|
|
|
|
|
by Manishearth
3385 days ago
|
|
> Are interlinear ruby annotation codepoints actually used for their intended purpose anywhere? Yes > And what are you supposed to do when you encounter one? Nothing. Don't display them, or display some symbolic representation. You probably shouldn't make ruby happen here; if your text is intended to be rendered correctly use a markup language. ---------- Unicode is ultimately a system for describing text. Not all stored text is intended to be rendered. This is why it has things like lacuna characters and other things. So when you come across some text using ruby, or some text with an unencodable glyph, what do you do? You use ruby annotations or IDS respectively. It lets you preserve the nature of the text without losing info. (Ruby is inside unicode instead of being completely deferred to markup since it is used often enough in Japanese text, especially whenever an irregular (not out of the "common" list) kanji is used. You're supposed to use markup if you actually want it rendered, but if you just wanted to store the text of a manuscript you can use ruby annotations) |
|
Note that I didn't actually ask you about rendering.

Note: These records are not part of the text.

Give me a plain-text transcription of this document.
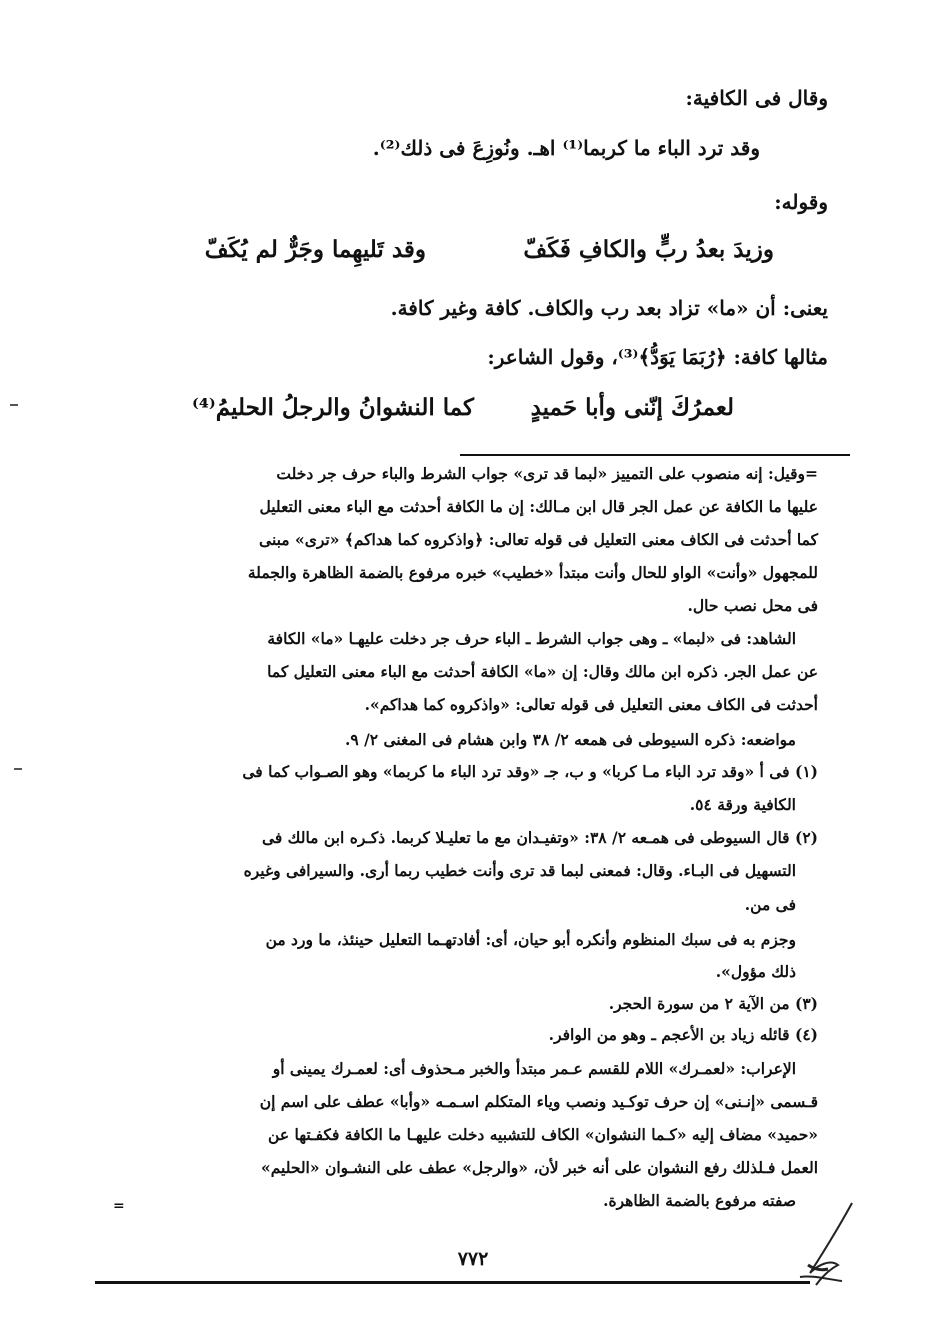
وقال فى الكافية:
وقد ترد الباء ما كربما⁽¹⁾ اهـ. ونُوزِعَ فى ذلك⁽²⁾.
وقوله:
وزيدَ بعدُ ربٍّ والكافِ فَكَفّ
وقد تَليهِما وجَرٌّ لم يُكَفّ
يعنى: أن «ما» تزاد بعد رب والكاف. كافة وغير كافة.
مثالها كافة: ﴿رُبَمَا يَوَدُّ﴾⁽³⁾، وقول الشاعر:
لعمرُكَ إنّنى وأبا حَميدٍ
كما النشوانُ والرجلُ الحليمُ⁽⁴⁾
=وقيل: إنه منصوب على التمييز «لبما قد ترى» جواب الشرط والباء حرف جر دخلت
عليها ما الكافة عن عمل الجر قال ابن مـالك: إن ما الكافة أحدثت مع الباء معنى التعليل
كما أحدثت فى الكاف معنى التعليل فى قوله تعالى: ﴿واذكروه كما هداكم﴾ «ترى» مبنى
للمجهول «وأنت» الواو للحال وأنت مبتدأ «خطيب» خبره مرفوع بالضمة الظاهرة والجملة
فى محل نصب حال.
الشاهد: فى «لبما» ـ وهى جواب الشرط ـ الباء حرف جر دخلت عليهـا «ما» الكافة
عن عمل الجر. ذكره ابن مالك وقال: إن «ما» الكافة أحدثت مع الباء معنى التعليل كما
أحدثت فى الكاف معنى التعليل فى قوله تعالى: «واذكروه كما هداكم».
مواضعه: ذكره السيوطى فى همعه ٢/ ٣٨ وابن هشام فى المغنى ٢/ ٩.
(١) فى أ «وقد ترد الباء مـا كربا» و ب، جـ «وقد ترد الباء ما كربما» وهو الصـواب كما فى
الكافية ورقة ٥٤.
(٢) قال السيوطى فى همـعه ٢/ ٣٨: «وتفيـدان مع ما تعليـلا كربما. ذكـره ابن مالك فى
التسهيل فى البـاء. وقال: فمعنى لبما قد ترى وأنت خطيب ربما أرى. والسيرافى وغيره
فى من.
وجزم به فى سبك المنظوم وأنكره أبو حيان، أى: أفادتهـما التعليل حينئذ، ما ورد من
ذلك مؤول».
(٣) من الآية ٢ من سورة الحجر.
(٤) قائله زياد بن الأعجم ـ وهو من الوافر.
الإعراب: «لعمـرك» اللام للقسم عـمر مبتدأ والخبر مـحذوف أى: لعمـرك يمينى أو
قـسمى «إنـنى» إن حرف توكـيد ونصب وياء المتكلم اسـمـه «وأبا» عطف على اسم إن
«حميد» مضاف إليه «كـما النشوان» الكاف للتشبيه دخلت عليهـا ما الكافة فكفـتها عن
العمل فـلذلك رفع النشوان على أنه خبر لأن، «والرجل» عطف على النشـوان «الحليم»
صفته مرفوع بالضمة الظاهرة.
=
٧٧٢
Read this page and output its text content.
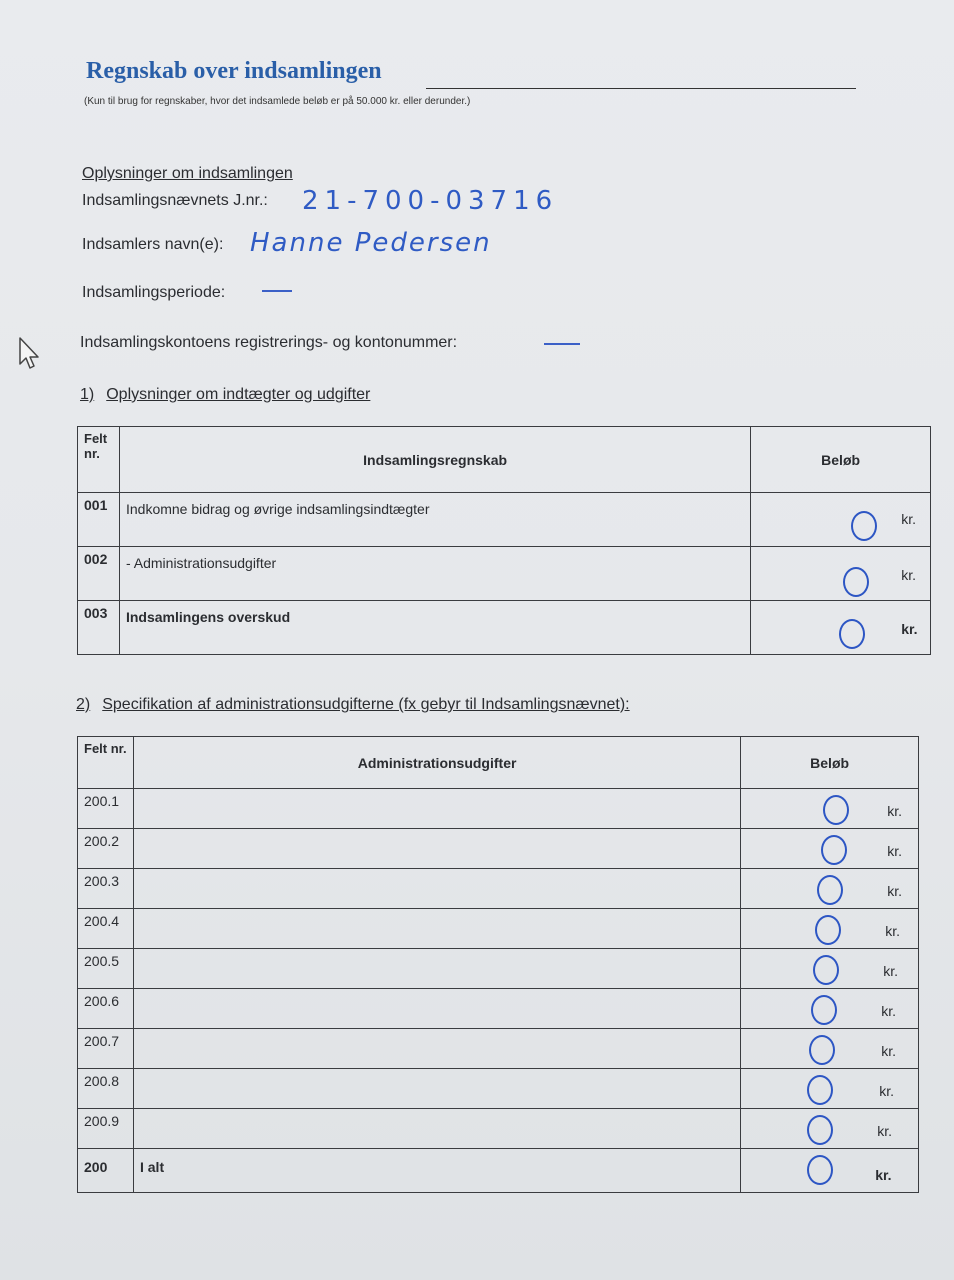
Regnskab over indsamlingen
(Kun til brug for regnskaber, hvor det indsamlede beløb er på 50.000 kr. eller derunder.)
Oplysninger om indsamlingen
Indsamlingsnævnets J.nr.: 21-700-03716
Indsamlers navn(e): Hanne Pedersen
Indsamlingsperiode:
Indsamlingskontoens registrerings- og kontonummer:
1) Oplysninger om indtægter og udgifter
Felt nr.	Indsamlingsregnskab	Beløb
001	Indkomne bidrag og øvrige indsamlingsindtægter	kr.

002	- Administrationsudgifter	kr.

003	Indsamlingens overskud	kr.
2) Specifikation af administrationsudgifterne (fx gebyr til Indsamlingsnævnet):
Felt nr.	Administrationsudgifter	Beløb
200.1		kr.

200.2		kr.

200.3		kr.

200.4		kr.

200.5		kr.

200.6		kr.

200.7		kr.

200.8		kr.

200.9		kr.

200	I alt	kr.
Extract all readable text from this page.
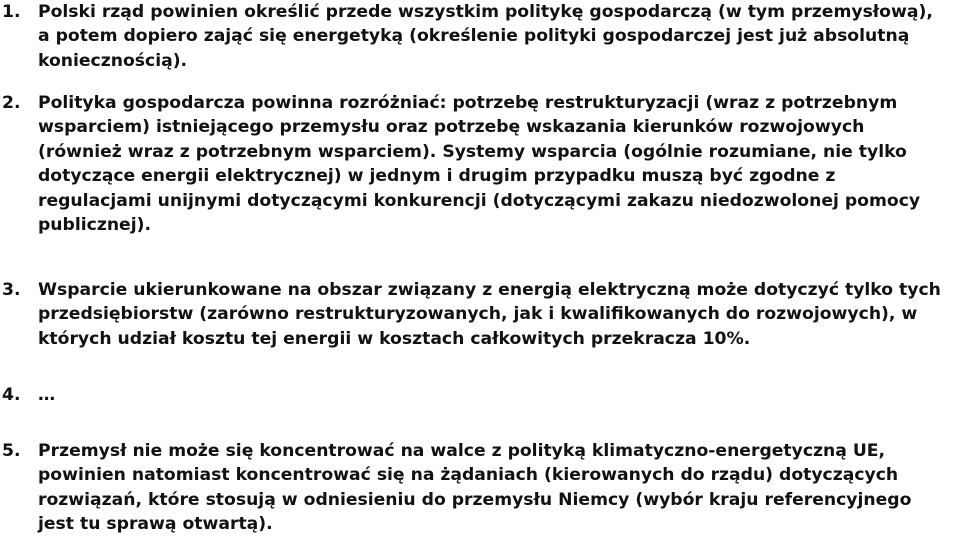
1. Polski rząd powinien określić przede wszystkim politykę gospodarczą (w tym przemysłową),
a potem dopiero zająć się energetyką (określenie polityki gospodarczej jest już absolutną
koniecznością).
2. Polityka gospodarcza powinna rozróżniać: potrzebę restrukturyzacji (wraz z potrzebnym
wsparciem) istniejącego przemysłu oraz potrzebę wskazania kierunków rozwojowych
(również wraz z potrzebnym wsparciem). Systemy wsparcia (ogólnie rozumiane, nie tylko
dotyczące energii elektrycznej) w jednym i drugim przypadku muszą być zgodne z
regulacjami unijnymi dotyczącymi konkurencji (dotyczącymi zakazu niedozwolonej pomocy
publicznej).
3. Wsparcie ukierunkowane na obszar związany z energią elektryczną może dotyczyć tylko tych
przedsiębiorstw (zarówno restrukturyzowanych, jak i kwalifikowanych do rozwojowych), w
których udział kosztu tej energii w kosztach całkowitych przekracza 10%.
4. …
5. Przemysł nie może się koncentrować na walce z polityką klimatyczno-energetyczną UE,
powinien natomiast koncentrować się na żądaniach (kierowanych do rządu) dotyczących
rozwiązań, które stosują w odniesieniu do przemysłu Niemcy (wybór kraju referencyjnego
jest tu sprawą otwartą).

I care from the point of view of the base level of natural language processing. Some decisions that have nothing to do with rendering are:
- Do they count as graphemes?
- What do you do when you feed text containing ruby characters to a Japanese word segmenter (which is not going to be okay with crazy Unicode control characters, even those intended for Japanese)?
- Could they appear in the middle of a phrase you would reasonably search for? Should that phrase then be searchable without the ruby? Should the contents of the ruby also be searchable?
Seeing how ruby codepoints are actually used would help to decide how to process them. But as far as I can tell, they're not actually used (markup is used instead, quite reasonably). So I'm surprised that your answer is a flat "Yes".